Australia: Pastor Recognized As Holocaust Hero

Sixty years after the Nazi genocide where in Hungary alone 450,000 Jews were killed, the memory of a brave pastor has been recalled in a feature article in The Weekend Australian newspaper.

Sydney, New South Wales, Australia | Kellie Hancock/ANN

Pastor Laszlo Michnay, president of the Seventh-day Adventist Church in Hungary during the Second World War, protected many Jews in his home and his church, risking his own safety -- and his family's. [Photo: Australian Record]

Pastor Laszlo Michnay, president of the Seventh-day Adventist Church in Hungary during the Second World War, protected many Jews in his home and his church, risking his own safety -- and his family's. [Photo: Australian Record]

Sixty years after the Nazi genocide, where in Hungary alone 450,000 Jews were killed, the memory of a brave pastor has been recalled in a feature article in The Weekend Australian newspaper.

Seventh-day Adventist Pastor Laszlo Michnay was president of the church in Hungary for 17 years, part of which included the Holocaust of 1944. Risking his own and his family’s safety, he protected many Jews in his home and church.

Some of his children and grandchildren now live in Australia. His daughter, Clara Pongrass, has been a member of the Woollahra Seventh-day Adventist Church in Sydney, NSW, for 52 years. Her daughter, Judy Kaye, recently paid homage to her grandfather at the opening of “The Final Solution: The Holocaust in Hungary,” an exhibition on view until the end of September 2004 at the Sydney Jewish Museum. She noted that he was guided by moral and religious principles. “He believed he would be blessed and protected for saving the Jews,” she says. Pongrass confirms this and says none of the Michnay family was harmed. She recalls the Holocaust through the eyes of the 15-year-old girl she then was.

“It was scary,” she says. “Most women were raped by the soldiers, but when they came to our area, we hid under the choir stalls in the church.” When the Russians arrived to liberate Hungary, she observed that the Nazis “had to be quick. They took the Jews down to the Danube River and gunned them down, hundreds of them. I saw this with my own eyes.”

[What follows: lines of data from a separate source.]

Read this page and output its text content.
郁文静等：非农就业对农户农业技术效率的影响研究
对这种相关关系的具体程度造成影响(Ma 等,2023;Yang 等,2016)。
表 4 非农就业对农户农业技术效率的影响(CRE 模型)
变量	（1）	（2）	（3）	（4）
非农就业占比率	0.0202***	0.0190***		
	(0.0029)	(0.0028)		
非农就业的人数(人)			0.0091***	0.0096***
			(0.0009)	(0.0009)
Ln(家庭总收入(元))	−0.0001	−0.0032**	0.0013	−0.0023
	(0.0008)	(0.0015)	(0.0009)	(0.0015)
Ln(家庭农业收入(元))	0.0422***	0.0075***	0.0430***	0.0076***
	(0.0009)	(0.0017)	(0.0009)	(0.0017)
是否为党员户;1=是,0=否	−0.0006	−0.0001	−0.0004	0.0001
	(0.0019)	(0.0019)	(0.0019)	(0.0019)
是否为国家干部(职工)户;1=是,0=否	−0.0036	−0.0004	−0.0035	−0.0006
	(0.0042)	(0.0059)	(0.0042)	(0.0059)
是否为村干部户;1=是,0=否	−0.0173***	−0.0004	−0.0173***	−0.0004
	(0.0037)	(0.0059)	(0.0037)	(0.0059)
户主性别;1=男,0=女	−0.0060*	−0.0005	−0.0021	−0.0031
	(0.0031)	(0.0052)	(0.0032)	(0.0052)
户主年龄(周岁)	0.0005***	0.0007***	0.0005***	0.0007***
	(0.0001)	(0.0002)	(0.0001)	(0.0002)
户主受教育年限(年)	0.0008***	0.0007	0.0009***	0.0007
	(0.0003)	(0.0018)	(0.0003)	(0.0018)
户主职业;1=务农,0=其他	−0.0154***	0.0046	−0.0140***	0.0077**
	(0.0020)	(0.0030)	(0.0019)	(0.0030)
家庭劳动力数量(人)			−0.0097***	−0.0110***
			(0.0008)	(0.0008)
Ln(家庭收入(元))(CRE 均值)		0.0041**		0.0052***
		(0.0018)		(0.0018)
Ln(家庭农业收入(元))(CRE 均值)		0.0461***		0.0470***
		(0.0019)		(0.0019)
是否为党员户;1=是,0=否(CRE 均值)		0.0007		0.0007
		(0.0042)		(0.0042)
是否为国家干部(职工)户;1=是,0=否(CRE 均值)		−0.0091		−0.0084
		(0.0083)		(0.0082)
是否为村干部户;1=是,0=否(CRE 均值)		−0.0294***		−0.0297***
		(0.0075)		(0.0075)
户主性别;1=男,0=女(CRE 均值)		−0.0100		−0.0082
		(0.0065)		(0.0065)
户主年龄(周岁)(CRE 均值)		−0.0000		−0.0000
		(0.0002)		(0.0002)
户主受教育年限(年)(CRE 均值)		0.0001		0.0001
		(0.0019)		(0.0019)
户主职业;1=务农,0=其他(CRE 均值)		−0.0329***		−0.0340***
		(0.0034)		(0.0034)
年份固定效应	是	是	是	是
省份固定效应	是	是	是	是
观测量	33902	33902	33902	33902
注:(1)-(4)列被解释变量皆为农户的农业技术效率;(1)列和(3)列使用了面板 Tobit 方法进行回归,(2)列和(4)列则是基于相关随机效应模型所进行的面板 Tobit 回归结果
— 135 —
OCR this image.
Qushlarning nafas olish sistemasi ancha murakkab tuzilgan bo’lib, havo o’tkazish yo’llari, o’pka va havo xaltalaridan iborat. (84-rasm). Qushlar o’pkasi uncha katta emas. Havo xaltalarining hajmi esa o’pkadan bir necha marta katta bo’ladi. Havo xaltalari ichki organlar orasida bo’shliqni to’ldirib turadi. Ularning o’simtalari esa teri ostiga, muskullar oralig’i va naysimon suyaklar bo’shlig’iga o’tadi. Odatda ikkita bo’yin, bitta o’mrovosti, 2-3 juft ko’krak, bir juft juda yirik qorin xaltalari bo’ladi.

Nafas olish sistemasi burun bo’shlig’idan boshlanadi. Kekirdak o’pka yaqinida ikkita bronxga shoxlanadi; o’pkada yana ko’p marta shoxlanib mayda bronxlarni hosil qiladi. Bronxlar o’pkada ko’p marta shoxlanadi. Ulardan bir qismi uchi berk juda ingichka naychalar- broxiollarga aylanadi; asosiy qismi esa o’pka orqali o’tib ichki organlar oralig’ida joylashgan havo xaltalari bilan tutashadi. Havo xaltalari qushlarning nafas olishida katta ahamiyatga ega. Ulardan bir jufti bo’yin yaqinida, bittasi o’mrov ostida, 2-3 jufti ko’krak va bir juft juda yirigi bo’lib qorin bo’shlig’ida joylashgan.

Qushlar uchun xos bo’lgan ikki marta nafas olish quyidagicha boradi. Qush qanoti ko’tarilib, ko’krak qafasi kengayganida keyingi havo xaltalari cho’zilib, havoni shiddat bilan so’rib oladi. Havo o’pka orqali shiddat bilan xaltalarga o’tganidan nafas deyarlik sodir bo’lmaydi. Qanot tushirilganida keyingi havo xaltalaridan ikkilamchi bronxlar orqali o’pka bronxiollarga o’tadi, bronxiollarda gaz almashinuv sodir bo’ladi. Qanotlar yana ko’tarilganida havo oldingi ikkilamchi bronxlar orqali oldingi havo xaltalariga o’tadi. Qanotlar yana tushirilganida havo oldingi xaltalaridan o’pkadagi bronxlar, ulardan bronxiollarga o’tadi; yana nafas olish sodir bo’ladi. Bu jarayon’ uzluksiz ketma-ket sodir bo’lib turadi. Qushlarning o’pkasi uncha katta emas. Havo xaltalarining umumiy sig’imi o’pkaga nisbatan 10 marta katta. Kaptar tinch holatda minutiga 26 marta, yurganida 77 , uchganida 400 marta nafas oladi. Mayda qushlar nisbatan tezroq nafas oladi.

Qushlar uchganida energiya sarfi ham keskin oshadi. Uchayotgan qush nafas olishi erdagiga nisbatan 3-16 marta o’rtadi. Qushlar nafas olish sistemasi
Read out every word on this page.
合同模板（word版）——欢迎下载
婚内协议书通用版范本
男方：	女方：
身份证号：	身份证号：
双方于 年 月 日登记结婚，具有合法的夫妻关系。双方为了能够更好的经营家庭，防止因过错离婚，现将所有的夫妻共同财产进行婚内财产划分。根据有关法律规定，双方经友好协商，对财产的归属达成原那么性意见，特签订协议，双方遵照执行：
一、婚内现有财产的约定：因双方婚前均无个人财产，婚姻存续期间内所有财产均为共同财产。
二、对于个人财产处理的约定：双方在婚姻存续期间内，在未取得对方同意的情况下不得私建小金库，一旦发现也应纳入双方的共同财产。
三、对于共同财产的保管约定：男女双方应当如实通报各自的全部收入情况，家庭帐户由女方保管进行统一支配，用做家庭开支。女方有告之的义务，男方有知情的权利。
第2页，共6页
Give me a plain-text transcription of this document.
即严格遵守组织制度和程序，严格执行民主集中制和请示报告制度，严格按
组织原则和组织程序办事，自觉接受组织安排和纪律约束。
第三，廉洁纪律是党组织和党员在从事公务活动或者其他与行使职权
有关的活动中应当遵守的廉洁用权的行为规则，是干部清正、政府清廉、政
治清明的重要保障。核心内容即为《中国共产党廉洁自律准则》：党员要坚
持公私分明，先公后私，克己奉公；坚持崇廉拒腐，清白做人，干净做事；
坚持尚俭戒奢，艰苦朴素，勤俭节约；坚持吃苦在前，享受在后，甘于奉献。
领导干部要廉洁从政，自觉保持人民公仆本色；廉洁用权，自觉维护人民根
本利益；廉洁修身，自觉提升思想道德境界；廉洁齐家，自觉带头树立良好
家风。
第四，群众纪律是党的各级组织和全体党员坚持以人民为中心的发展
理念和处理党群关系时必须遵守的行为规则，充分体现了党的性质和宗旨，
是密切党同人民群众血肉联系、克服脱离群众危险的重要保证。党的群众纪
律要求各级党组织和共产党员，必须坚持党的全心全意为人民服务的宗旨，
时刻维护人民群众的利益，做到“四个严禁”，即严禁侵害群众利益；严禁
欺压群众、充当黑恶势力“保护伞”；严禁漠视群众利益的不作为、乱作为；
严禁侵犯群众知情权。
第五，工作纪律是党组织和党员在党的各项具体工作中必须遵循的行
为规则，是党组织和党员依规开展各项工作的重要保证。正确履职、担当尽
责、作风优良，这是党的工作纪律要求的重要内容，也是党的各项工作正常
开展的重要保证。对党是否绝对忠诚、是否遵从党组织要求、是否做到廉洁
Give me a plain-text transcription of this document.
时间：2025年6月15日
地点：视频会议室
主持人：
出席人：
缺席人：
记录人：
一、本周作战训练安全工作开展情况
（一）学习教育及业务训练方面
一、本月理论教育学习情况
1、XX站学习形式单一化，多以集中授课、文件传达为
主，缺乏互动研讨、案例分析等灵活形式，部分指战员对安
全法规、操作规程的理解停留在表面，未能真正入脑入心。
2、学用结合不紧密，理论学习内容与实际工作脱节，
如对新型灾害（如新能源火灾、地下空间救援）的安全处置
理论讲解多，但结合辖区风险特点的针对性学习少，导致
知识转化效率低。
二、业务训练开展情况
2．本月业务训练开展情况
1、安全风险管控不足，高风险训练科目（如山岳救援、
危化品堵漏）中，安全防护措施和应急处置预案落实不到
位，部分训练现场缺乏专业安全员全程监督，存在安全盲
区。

Her father, Pastor Michnay, was determined to help the Jews after witnessing anti-Semitism when he was in Germany and Poland for church conferences. Realizing it was a matter of time before the Nazis hit Hungary, he stockpiled non-perishable food and planned a network of safe houses. He appealed to his congregation to help oppressed Jews.

The basement of the Budapest Adventist Church and the attic of the nearby Michnay home hid many Jews. Others were billeted in a network of safe houses belonging to Adventist ministers in country areas.  As a result of the care they received, many Jews became Christians. One was Yehudit Carmeli, who was baptized in Israel 50 years after the Michnays helped her family. “Those who read this story should take courage,” she says. “Keep planting the seeds of the gospel through words and deeds. One day, God will make that seed sprout and grow.”

Pastor Michnay died of a heart attack in 1964 while on his way to Sydney to visit his grandchildren. He was buried in Vaucluse, an eastern suburb of Sydney. In 1981 he was posthumously recognized with a certificate from Yad Veshem, the Holocaust museum and archive in Jerusalem.

Last year, Pongrass and her daughter placed a commemorative plaque in the Sydney Jewish Musuem: “In memory of my father—Laszlo Michnay—honored at Yad Vashem as righteous among the nations for risking his life to save Jews during the Holocaust in Hungary. Dedicated by Clara Pongrass and family.”

While the current exhibition draws attention to the Hungarian Holocaust, the plaque will remain in the museum as a permanent reminder of the power of one pastor who lived out his faith.